The population of children in the foster-care system exceeds the population of Atlanta. Of the 423,773, nearly 50 percent were able to return to their home. The other half stayed in the system.
These children who stay in the system end up moving around to different foster-care homes or living in group homes the state funds. When these children turn 18 ( although in some states it's 21 ) , these children go through a process called "aging out."
Nearly 20,000 children age out of the system each year. More than half of these children who do so do not graduate from high school. Only one in eight graduates from a four-year college, 56 percent are unemployed and 27 percent are in jail.
Also, 60 percent of the females end up pregnant in two years of leaving foster care. In addition, since many of these children do not have family support, many experience homelessness at least once after leaving foster care.
Not only do these children face problems while leaving foster care; they are facing problems while in foster care. Trudy Festinger, head of the department of research at the New York University School of Social Work, determined that more than 28 percent of the children in state care had been abused while in the system. We are supposed to be protecting these children from abuse; yet, we are putting them with strangers who are also abusing them.
The children in the foster-care system suffer. There is no way to dispute that fact. They suffer because they have been taken away from their home or were given away. They suffer because there isn't a safe place for them to grow, and there is no family to bond. They move around so much that it is hard for them to form lasting relationships. Because of the instability in their lives these children have nowhere to turn after the system shuts them out. That is why those children who are aged out of foster care experience homelessness.
Now that the facts are presented, does it seem feasible to turn down a prospective parent who is looking to adopt one of these foster-care children who is willing to provide security, love, care, a safe environment and a chance to have a family? I certainly do not think it is logical, but Catholic Charities turns down potential safe and caring homes for these children all the time. It does so because these potential safe and caring homes contain parents who are openly gay.
Catholic Charities does not base its decision to ban openly gay individuals from adopting on scientific evidence or research. It bases discriminatory actions on a scripture that was written thousands of years ago.
The organization says that the idea of a gay couple adopting a child goes against God and it violates religious freedom not to give them the power to "choose" who the adoptive parents can be.

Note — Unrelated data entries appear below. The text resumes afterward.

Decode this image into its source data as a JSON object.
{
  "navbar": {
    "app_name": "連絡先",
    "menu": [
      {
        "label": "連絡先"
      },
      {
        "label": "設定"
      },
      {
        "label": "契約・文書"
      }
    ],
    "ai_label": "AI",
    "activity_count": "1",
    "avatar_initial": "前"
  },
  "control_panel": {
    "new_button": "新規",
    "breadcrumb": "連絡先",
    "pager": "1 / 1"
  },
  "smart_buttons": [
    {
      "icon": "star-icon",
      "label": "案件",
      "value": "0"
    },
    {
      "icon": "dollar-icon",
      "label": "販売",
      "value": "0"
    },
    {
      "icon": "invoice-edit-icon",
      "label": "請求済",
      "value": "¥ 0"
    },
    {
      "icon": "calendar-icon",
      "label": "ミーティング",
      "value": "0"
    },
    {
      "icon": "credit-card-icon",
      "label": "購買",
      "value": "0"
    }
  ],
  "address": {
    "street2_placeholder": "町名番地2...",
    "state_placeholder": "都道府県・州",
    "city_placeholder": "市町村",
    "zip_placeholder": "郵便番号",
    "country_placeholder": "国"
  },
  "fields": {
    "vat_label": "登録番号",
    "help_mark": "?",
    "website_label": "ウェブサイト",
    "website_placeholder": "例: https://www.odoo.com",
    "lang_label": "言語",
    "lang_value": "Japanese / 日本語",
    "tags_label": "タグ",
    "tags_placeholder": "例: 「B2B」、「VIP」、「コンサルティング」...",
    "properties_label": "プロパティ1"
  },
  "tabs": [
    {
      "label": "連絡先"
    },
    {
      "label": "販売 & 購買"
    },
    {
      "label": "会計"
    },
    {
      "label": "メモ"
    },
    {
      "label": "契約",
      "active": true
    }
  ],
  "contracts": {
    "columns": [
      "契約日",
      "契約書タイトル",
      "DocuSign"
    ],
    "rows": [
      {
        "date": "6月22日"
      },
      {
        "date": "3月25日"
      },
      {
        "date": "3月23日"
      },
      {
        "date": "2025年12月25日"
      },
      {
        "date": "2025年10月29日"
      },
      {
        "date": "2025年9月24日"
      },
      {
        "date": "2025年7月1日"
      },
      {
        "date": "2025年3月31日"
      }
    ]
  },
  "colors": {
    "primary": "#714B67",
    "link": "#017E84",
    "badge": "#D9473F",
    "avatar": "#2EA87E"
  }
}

Catholic Charities is making decisions for these children. They are choosing for them to stay in foster care rather than be adopted into a caring home. Where is their freedom? Who is protecting their rights? If these children were asked, they would choose the caring home with a family over an unstable situation, a situation where more a quarter of the children have been abused, verbally, physically or sexually.
Numerous studies have proven conclusively that the sexual orientation of the parent has no psychological bearing on a child. Catholic Charities' priority is not the children but its own selfish idealism, connected to its own religious beliefs that derive from interpretations of writing that existed before the idea of a foster-care system.
A baby doesn't know how to discriminate; they rely on us to teach them.
Webb is a social work student at Northeastern Illinois University. She is planning on writing her thesis on the topic of gay adoption.